Posted by: gary on September 27th, 2005 12:30 AM

I find that Quicktime has a dramatically better user interface than VLC, especially if you’ve registered and are using it in fullscreen mode. Also, I’ll occasionally come across movies that has VLC pegging the CPU while Quicktime handles it no problem.

MenuCalendarClock almost made my list, and I’d have to agree that it’s a great utility.

Posted by: kasei on September 27th, 2005 2:35 PM

I’m still using CalendarClock, but it is indeed a great replacement for the default os x clcok.

CodeTek VirtualDesktop is a must have for me. Even a 23” monitor doesn’t provide enough screen realestate.

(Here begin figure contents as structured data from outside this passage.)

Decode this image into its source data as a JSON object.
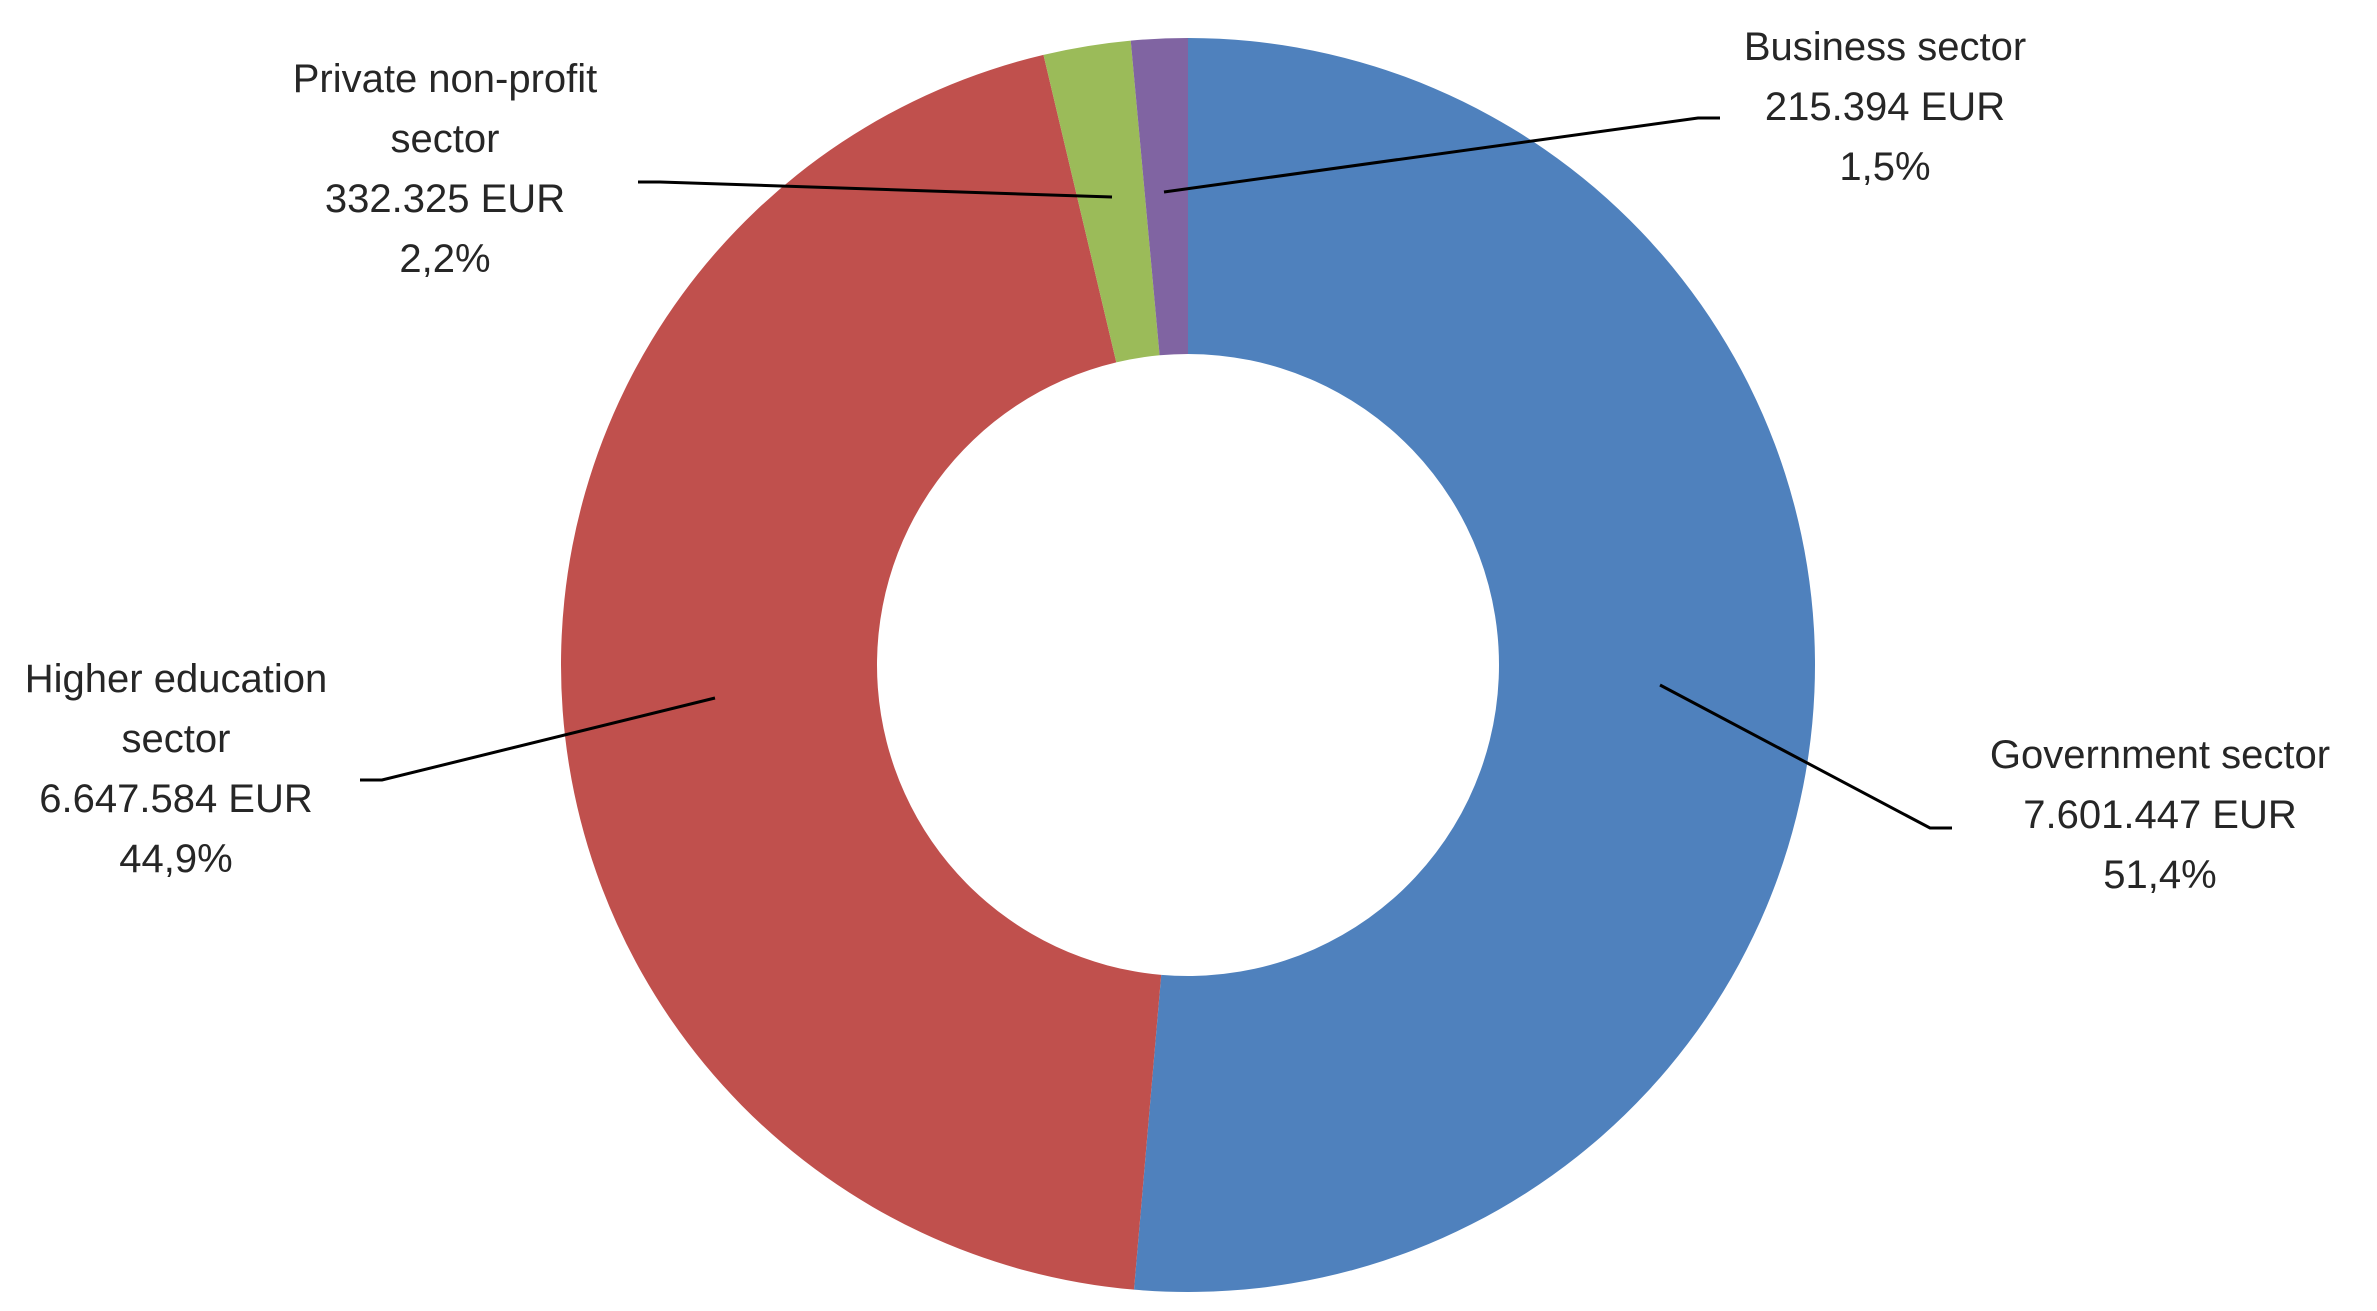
{
  "chart_data": {
    "type": "pie",
    "variant": "doughnut",
    "legend": "none",
    "slices": [
      {
        "name": "Government sector",
        "label_lines": [
          "Government sector"
        ],
        "amount": 7601447,
        "amount_label": "7.601.447 EUR",
        "percent": 51.4,
        "percent_label": "51,4%",
        "color": "#4F81BD"
      },
      {
        "name": "Higher education sector",
        "label_lines": [
          "Higher education",
          "sector"
        ],
        "amount": 6647584,
        "amount_label": "6.647.584 EUR",
        "percent": 44.9,
        "percent_label": "44,9%",
        "color": "#C0504D"
      },
      {
        "name": "Private non-profit sector",
        "label_lines": [
          "Private non-profit",
          "sector"
        ],
        "amount": 332325,
        "amount_label": "332.325 EUR",
        "percent": 2.2,
        "percent_label": "2,2%",
        "color": "#9BBB59"
      },
      {
        "name": "Business sector",
        "label_lines": [
          "Business sector"
        ],
        "amount": 215394,
        "amount_label": "215.394 EUR",
        "percent": 1.5,
        "percent_label": "1,5%",
        "color": "#8064A2"
      }
    ]
  }
}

GraphicConverter isn’t Photoshop, but works better than iPhoto.

MPlayer works much better than VLC or QuickTIme and is so much faster. It has audio sync issues, but it’s correctable.

A Better Finder Rename saves a lot of keystrokes when batch renaming files.

iSnip is a great clipboard replacement. I believe PTHPasteBoard has made a comeback, but has fewer features.

Textpander is another keystroke saver that works in Cocoa applications to give you quick access to commonly used commands or code fragments.